Charlotte Brontë (1816-1855) n’est pas seulement l’auteur de Jane Eyre et de deux autres romans importants, Shirley et Villette. Elle n’est pas seulement l’aînée des étonnantes et géniales sœurs Brontë, avec Emily, qui écrivit les Hauts de Hurlevent, et Anne, auteur elle aussi d’un chef d’œuvre, Agnes Grey. Charlotte, qui survécut plusieurs années à ses deux sœurs, était une femme attentive aux réalités politiques et sociales de son époque. Consciente d’être une provinciale (elle passait la majeure partie de son temps avec son vieux père dans le presbytère de Haworth), et lasse d’être considérée seulement comme une romancière de l’intime et de la vie amoureuse, elle mettait à profit ses rares séjours à Londres pour s’informer, selon ses propres termes, « de la réalité plutôt que de l’aspect décoratif de la vie ». C’est ainsi qu’en janvier 1853 elle visite deux prisons, la Banque d’Angleterre, la poste centrale, les locaux du Times, l’hospice des enfants trouvés et le célèbre asile d’aliénés connu sous le nom de Bedlam. « La puissance qui se dégageait d’une vaste et immense organisation en appelait toujours à son respect et à son admiration », commente sa biographe Elisabeth Gaskell.
Voilà qui est rare et mérite d’être salué. L’intérêt manifesté par Charlotte pour la réalité politique et institutionnelle de son époque, lié chez elle à des convictions déjà féministes, témoigne d’un esprit avancé, quelles qu’aient été par ailleurs ses tendances conservatrices.
Là où le bât blesse cependant, c’est que dans l’agenda de ses visites elle a complètement ignoré le monde de l’entreprise, et notamment celui de l’industrie. Absence surprenante, un siècle seulement après les débuts de la révolution industrielle. Et plus surprenante encore si l’on songe que le presbytère de Haworth ne se situait qu’à quelques miles de Bradford et de Leeds, hauts lieux dès cette époque de l’industrialisation et de ses bouleversements. Patrick Brontë, père de Charlotte, était témoin au quotidien de la misère ouvrière et s’était fait localement l’apôtre d’une sorte de « conservatisme social » qui le rendit toujours un peu suspect à l’establishment.
Cette difficulté, cette quasi-impossibilité de penser le monde de la production industrielle, et même de simplement le décrire, n’est pas propre à Charlotte Brontë. A la même époque, en France, Balzac (qu’elle détestait) évoquait le travail des paysans, des boutiquiers et même des employés, mais s’en tenait là : il n’avait sous les yeux, il est vrai, que les prémices d’une révolution industrielle qui ne s’épanouirait que vingt ans plus tard. Zola en France, Lawrence en Angleterre, Gorki en Russie prendront, chacun à sa manière le thème de la production industrielle, sans jamais en épuiser la fécondité. Mais, alors que la production iconographique de qualité sur ce thème est assez importante (qu’on pense aux fresques de Diego Rivera), la littérature, elle, reste très mince.

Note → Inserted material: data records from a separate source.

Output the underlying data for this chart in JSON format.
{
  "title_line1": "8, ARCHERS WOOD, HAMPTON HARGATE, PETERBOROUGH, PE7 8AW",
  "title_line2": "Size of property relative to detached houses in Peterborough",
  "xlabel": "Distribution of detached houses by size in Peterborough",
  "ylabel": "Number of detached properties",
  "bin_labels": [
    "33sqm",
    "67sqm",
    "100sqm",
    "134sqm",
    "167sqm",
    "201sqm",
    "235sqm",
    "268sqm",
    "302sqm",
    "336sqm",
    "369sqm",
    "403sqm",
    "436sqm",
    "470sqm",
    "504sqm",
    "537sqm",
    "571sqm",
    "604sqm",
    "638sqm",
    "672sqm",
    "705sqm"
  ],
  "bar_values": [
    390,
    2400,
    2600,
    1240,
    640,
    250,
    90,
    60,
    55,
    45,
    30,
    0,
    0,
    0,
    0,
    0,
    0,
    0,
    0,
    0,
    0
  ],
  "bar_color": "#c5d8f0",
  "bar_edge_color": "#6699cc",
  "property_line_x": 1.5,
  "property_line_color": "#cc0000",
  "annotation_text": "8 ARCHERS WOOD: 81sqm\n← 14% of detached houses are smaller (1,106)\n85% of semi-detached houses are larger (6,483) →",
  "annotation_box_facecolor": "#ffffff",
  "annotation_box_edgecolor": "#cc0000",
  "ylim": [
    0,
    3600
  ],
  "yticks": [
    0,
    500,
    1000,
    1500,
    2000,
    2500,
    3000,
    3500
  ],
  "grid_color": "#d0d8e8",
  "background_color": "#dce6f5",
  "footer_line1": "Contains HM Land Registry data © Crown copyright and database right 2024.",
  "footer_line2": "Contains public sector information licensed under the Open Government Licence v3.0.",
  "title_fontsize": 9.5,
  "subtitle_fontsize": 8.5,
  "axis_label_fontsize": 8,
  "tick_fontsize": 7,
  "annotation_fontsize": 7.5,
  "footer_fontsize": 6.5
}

Les aberrations du réalisme socialiste n’expliquent pas tout. L’entreprise d’une façon générale, et le secteur productif en particulier, ne sont pas des réalités inspirantes. La façon dont les êtres humains produisent leurs conditions matérielles d’existence semble être une sorte de pont aveugle, obscur, accessible à l’économie, au droit, à l’histoire, mais extrêmement difficile à représenter hormis quelques clichés.
Le monde du travail et de la production, oublié des esthétiques et même des réflexions sur la « vraie vie » ? Cela semble être au moins en partie le cas. Peut-être faut-il en chercher la raison dans le fait que les écrivains sont, comme les politiques, des professionnels du langage. Parler, écrire, pour certains prescrire et commander, c’est toute leur vie, c’est ce à quoi se réduit leur action. La production matérielle implique toujours un moment de l’immédiateté où la parole est absente. Celle-ci ne joue un rôle que dans l’éventuelle délibération préparatoire et ne réapparaîtra, seconde, que dans le commentaire, l’évaluation, la rétrospection. La parole ouvrière, rare, sobre et imagée, n’a été étudiée que très récemment, notamment par Daniel Faïta et Yves Schwartz. Souvent liée au geste, elle exprime le plus souvent un choix, celui du « meilleur » ou du « plus pratique ». Elle n’est jamais plainte ou extériorisation d’un sujet isolé, mais expression d’un projet et de sa réalisation au moins possible. En cela elle est position de valeur et non simple compte-rendu.
Il serait souhaitable qu’en ces temps de « libération de la parole », on s’interroge davantage sur son statut dans les lieux où elle n’est ni gratuite, ni toujours souhaitée.